Pinckney, who was born in South Carolina, says that by the time he was 9 years old, he was making his own tools to carve wood and bone. He didn’t think being an artist was a realistic goal, so he studied psychology at Clemson University, but he didn’t want to spend hours behind a desk, and he had always loved making things with his hands. He paid his bills by working as a hospital orderly and a radio DJ until he was able to support himself as a full-time artist.

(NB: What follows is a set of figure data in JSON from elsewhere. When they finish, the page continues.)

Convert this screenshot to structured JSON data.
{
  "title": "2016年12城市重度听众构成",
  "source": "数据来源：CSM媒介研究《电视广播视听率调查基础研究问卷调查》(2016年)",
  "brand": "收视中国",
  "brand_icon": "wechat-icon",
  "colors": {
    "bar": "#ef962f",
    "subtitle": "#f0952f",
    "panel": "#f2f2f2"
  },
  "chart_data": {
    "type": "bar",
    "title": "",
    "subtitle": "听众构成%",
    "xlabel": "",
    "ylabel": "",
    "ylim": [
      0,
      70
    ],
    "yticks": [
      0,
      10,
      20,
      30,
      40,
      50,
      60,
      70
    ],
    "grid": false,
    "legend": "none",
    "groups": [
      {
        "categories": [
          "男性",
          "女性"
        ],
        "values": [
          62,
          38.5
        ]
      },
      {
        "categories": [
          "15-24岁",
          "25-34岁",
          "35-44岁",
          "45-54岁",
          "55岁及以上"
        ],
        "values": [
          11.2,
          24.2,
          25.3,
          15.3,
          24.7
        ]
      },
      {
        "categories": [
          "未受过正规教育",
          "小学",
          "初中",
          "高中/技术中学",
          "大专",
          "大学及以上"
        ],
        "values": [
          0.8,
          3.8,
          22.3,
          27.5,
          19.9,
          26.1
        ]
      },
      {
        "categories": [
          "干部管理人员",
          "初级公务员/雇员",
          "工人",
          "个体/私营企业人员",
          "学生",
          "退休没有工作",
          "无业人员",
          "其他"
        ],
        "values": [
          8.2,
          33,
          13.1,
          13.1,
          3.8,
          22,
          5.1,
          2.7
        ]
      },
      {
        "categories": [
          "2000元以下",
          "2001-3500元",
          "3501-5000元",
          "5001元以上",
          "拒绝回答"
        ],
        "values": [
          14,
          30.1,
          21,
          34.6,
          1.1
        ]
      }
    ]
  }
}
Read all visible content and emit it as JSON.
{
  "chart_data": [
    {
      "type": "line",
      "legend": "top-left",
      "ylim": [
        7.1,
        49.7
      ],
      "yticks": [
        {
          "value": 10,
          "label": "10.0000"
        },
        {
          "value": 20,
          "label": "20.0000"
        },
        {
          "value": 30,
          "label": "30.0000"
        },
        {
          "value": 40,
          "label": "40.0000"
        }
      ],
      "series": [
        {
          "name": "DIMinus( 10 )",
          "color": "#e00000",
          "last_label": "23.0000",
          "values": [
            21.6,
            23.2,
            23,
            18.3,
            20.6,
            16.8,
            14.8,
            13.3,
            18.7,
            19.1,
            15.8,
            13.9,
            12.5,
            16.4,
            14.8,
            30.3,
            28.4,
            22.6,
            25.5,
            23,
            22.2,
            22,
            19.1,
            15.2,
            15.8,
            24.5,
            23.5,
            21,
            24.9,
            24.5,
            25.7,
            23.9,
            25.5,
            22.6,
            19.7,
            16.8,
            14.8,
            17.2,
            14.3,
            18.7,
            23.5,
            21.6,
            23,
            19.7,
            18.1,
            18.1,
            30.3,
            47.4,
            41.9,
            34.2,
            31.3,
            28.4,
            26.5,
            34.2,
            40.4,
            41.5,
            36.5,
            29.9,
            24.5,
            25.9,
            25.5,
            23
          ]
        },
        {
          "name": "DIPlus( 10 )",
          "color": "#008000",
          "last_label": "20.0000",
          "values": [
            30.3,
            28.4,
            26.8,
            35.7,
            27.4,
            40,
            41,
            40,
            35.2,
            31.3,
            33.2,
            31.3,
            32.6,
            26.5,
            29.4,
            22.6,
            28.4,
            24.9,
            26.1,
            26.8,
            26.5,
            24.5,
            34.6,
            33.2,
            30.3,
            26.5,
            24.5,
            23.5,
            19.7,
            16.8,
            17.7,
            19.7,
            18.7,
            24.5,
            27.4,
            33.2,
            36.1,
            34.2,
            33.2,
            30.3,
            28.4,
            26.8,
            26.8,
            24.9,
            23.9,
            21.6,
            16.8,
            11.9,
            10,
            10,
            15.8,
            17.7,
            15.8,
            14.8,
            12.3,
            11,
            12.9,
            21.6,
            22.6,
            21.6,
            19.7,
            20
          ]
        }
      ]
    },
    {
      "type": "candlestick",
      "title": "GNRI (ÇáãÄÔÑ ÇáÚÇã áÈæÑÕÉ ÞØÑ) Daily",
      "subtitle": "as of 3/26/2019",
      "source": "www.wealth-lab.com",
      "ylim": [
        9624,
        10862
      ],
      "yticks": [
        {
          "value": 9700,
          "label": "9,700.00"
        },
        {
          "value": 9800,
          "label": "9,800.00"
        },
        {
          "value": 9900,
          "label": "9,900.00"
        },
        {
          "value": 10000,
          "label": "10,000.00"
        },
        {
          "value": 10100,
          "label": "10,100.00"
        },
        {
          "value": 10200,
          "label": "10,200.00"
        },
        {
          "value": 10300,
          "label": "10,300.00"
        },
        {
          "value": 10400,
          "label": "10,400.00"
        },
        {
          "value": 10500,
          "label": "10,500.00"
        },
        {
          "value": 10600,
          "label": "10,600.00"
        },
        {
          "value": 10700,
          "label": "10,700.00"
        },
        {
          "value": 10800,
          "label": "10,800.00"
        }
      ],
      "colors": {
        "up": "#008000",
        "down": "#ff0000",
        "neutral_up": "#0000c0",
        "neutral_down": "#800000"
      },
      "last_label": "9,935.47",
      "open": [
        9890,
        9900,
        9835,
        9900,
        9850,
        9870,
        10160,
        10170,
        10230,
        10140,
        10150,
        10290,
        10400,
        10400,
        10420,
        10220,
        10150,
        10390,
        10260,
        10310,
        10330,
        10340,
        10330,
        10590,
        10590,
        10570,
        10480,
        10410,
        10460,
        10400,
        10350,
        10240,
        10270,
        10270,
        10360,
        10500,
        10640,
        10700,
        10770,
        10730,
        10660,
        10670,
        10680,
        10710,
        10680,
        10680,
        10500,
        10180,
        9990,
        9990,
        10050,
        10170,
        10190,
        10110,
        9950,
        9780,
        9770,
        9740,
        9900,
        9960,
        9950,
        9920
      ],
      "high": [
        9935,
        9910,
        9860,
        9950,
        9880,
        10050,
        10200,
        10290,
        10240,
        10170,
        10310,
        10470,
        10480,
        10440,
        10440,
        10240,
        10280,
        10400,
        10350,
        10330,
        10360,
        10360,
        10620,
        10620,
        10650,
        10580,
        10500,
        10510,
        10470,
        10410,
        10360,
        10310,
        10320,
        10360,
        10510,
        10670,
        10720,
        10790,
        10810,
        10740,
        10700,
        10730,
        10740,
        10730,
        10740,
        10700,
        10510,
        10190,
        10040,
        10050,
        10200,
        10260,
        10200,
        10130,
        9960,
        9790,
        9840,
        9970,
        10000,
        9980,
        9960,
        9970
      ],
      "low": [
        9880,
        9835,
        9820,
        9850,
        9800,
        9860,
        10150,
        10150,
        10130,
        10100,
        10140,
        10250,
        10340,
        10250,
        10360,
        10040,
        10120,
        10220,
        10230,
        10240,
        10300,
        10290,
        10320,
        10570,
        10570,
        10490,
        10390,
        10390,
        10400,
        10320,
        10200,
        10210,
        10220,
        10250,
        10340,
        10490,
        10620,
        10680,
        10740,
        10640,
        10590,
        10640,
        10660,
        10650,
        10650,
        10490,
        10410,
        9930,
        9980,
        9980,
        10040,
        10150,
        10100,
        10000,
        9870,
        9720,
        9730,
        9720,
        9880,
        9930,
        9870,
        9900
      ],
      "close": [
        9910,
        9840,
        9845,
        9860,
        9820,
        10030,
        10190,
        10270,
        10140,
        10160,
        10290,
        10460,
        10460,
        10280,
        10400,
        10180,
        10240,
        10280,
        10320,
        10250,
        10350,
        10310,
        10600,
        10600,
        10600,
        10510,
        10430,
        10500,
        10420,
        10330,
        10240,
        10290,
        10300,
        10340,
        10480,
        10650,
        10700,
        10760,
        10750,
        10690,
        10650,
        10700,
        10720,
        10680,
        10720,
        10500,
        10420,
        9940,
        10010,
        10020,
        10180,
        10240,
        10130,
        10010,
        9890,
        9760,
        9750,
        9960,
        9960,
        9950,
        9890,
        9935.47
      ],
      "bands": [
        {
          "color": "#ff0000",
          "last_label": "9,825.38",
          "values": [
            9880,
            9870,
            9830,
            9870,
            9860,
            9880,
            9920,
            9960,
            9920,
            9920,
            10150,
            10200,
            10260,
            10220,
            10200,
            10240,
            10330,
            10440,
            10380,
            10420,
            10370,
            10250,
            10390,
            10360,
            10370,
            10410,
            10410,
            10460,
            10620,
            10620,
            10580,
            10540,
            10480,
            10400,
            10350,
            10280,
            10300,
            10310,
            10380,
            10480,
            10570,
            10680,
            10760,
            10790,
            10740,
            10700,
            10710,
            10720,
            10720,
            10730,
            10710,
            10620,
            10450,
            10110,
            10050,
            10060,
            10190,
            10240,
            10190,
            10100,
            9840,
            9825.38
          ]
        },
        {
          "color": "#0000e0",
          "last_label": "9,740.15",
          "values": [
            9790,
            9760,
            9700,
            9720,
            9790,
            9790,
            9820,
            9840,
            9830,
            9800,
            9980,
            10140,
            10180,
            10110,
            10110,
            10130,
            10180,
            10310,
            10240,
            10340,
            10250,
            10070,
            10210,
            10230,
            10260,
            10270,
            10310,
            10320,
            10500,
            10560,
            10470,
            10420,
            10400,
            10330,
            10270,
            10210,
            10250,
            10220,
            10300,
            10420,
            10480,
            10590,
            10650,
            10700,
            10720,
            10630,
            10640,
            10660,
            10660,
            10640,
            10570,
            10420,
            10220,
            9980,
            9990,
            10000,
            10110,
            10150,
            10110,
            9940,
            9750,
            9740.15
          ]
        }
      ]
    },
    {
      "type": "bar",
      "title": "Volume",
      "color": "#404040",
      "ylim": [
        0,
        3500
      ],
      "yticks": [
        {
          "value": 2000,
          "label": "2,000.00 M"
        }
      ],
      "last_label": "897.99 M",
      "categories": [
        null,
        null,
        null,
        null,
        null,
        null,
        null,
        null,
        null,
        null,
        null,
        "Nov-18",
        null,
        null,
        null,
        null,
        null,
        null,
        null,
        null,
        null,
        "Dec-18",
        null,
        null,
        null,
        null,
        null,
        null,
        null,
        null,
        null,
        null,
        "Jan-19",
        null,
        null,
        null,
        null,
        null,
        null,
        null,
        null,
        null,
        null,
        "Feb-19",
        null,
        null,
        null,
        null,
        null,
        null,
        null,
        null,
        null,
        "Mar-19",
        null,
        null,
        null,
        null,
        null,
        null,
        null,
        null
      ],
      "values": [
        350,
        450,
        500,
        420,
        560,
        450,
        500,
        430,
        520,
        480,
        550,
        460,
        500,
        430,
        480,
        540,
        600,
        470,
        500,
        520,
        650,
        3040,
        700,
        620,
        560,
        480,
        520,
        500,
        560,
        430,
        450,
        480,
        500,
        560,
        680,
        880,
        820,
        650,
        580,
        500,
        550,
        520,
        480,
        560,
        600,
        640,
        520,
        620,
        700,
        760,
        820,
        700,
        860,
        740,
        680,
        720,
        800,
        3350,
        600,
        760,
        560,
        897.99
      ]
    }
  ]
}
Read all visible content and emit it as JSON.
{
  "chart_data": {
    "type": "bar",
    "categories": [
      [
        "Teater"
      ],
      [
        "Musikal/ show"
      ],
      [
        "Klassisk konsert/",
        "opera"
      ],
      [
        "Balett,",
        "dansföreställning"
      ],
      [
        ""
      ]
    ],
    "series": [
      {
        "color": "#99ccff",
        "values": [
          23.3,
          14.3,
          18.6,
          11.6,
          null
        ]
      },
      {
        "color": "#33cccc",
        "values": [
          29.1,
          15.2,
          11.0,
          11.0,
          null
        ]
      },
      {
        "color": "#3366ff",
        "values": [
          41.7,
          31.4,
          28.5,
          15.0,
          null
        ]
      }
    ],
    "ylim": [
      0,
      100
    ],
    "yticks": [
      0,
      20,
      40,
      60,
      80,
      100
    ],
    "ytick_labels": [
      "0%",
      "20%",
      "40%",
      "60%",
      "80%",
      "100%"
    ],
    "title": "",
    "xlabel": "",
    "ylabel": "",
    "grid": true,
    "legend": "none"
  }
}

Pinckney’s art is inspired by stories of his childhood, resistance to injustice, family, hardship and joy. It often includes deeply considered personal symbolism. For example, he sometimes places the clasp of a necklace at the pendant rather than behind the neck, to make it visible. In doing so, he hopes to draw a contrast with the way he remembers Black labor and Black people being hidden during his childhood.
Almost all the works in the display at the museum are from Pinckney’s collection. His others are out in the world to make new narratives, new histories, and new memories.